Un colpo, un lampo nella notte torinese, una grande luce pronta ad abbagliare quell'oscurità che da tempo annebbiava ed impediva ad un campionato di essere tale. Gusto per l’ignoto, batticuore e finali indecisi erano diventati mercanzia da apporre sulla mansarda, come se fossero ospiti indesiderati di una casa in cui ogni cosa era già al suo posto. Matematica ed ordine, concetti assimilati fin troppo negli ultimi anni fino a far diventare gli spettatori obesi di certezze, di finali piatti e di giornate scontate come un capo d’abbigliamento a gennaio.
Quest’anno no: batticuori, emozioni e finali indecisi sono stati riciclati e fatti scendere da quella mansarda per riproporci un finale di campionato che in Italia non si vedeva da anni, forse non lo si è mai visto in modo cosi ampio. 360, i minuti che mancano alla conclusione di questo film, quattro le curve alla conclusione di questo Gran Premio costellato da sorpassi e strategie, di affondi mancati e di momenti decisivi. Strappi che potevano essere e non sono stati, lancinanti e a volte incostanti ma pur sempre emozionanti a modo loro. Quattro turni alla parola fine ed un solo verdetto già ufficializzato con il meraviglioso fallimento del Benevento, Strega sfortunata ma amata da tutti.

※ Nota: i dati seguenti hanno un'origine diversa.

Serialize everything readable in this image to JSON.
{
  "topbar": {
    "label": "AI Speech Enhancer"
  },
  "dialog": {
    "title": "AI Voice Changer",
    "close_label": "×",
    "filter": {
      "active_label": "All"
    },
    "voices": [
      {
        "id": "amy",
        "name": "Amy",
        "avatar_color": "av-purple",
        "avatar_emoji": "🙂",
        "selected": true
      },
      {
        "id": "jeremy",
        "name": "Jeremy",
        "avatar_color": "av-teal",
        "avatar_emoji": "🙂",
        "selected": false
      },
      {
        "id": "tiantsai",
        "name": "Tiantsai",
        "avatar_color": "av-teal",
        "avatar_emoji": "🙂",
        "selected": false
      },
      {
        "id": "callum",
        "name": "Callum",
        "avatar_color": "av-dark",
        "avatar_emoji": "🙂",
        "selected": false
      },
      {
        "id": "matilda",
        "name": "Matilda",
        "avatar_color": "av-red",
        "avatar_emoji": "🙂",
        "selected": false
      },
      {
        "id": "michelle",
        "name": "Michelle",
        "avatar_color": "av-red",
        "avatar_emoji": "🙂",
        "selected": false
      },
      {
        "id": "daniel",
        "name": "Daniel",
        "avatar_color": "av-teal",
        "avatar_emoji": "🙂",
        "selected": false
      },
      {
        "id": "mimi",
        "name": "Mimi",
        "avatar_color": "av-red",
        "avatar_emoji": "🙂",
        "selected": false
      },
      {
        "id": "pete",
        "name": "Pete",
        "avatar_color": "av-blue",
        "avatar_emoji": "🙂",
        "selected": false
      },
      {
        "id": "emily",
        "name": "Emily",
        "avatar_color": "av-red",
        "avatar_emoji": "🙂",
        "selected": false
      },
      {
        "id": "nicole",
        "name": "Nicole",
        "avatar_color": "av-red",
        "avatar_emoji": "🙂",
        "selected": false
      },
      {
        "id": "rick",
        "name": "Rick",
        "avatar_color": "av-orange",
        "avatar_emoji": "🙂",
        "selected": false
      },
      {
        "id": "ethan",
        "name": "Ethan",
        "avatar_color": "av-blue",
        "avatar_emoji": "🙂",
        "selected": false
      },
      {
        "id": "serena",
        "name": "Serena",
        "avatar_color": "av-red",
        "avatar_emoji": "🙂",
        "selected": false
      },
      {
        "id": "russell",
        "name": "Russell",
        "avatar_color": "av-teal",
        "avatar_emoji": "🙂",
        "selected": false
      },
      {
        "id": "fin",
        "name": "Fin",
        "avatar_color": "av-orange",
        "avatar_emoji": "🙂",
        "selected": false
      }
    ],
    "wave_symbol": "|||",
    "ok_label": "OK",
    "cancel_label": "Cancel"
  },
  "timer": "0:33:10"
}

Dall'alto al basso passando per la terra di mezzo c’è tutto ancora in gioco, tutto nelle mani di un destino che accomuna e divide, che pone le basi per un thriller come la vittoria del Napoli in casa della Juventus. Un solo punto di distanza, un piccolissimo passo verso l’iride per l’una e il settimo mattone d’oro per l’altra. Cosi diverse e cosi uguali, come lo erano Juventus e Milan nell'ultima vera lotta che il campionato italiano ricordi. Sono passati 7 anni, 7 anni di ipotesi frantumate a gennaio, di lotte rare soltanto per posizioni intermedie. Quest’anno no perché, oltre alla lotta Scudetto, c’è quella per la Champions con Roma che si sdoppia e la Milano nerazzurra che sogna i fasti di un tempo a piccoli passi, tra crepe e balli argentini.

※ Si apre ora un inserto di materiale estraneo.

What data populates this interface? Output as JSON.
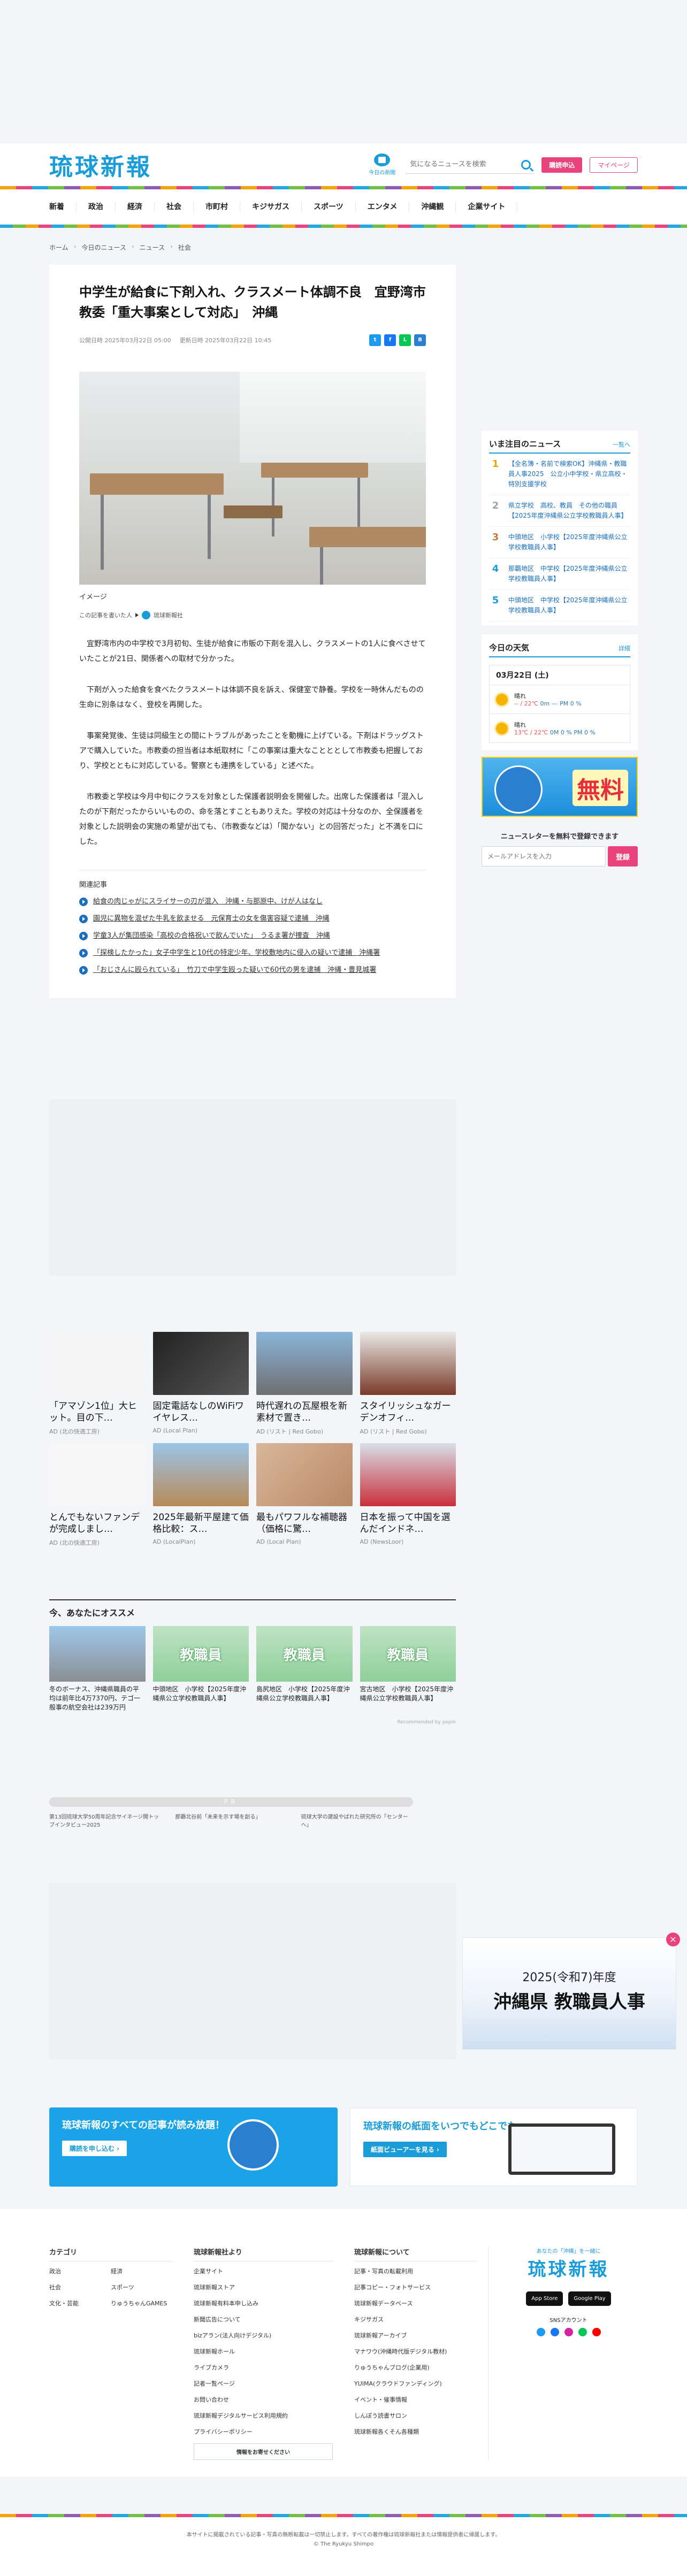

C’è la lotta alla sorella Europa League, una danza a quattro capeggiata dall'Atalanta e a cui fanno seguito Milan, Fiorentina e Sampdoria. Dalle lotte per andare a quella per restare, come eterni bimbi in un luna-park, lotta che coinvolge almeno sei squadre a cominciare dalle aspiranti suicide Cagliari e Udinese fino al Verona speranzoso passano per l’altra faccia di Verona, il Chievo, e il duetto di Spal e Crotone.
Pepe, tanto pepe su questo tracciato che si è gommato, con quelle ultime curve che possono portare al traguardo o fuoristrada. Quattro curve per guardare oltre, per risalire la china cercando di colmare quel dislivello che al momento c’è con Spagna ed Inghilterra. Quattro curve per restituire alla Serie A una certa dose di imprevedibilità, per riavvicinare gli spettatori negli stadi e per lasciar sognare nonostante tutto, sia essa un’eccezione o l’alba di un cambiamento. Un “Day after Tommorow” rivisitato in chiave calcistica e sognante.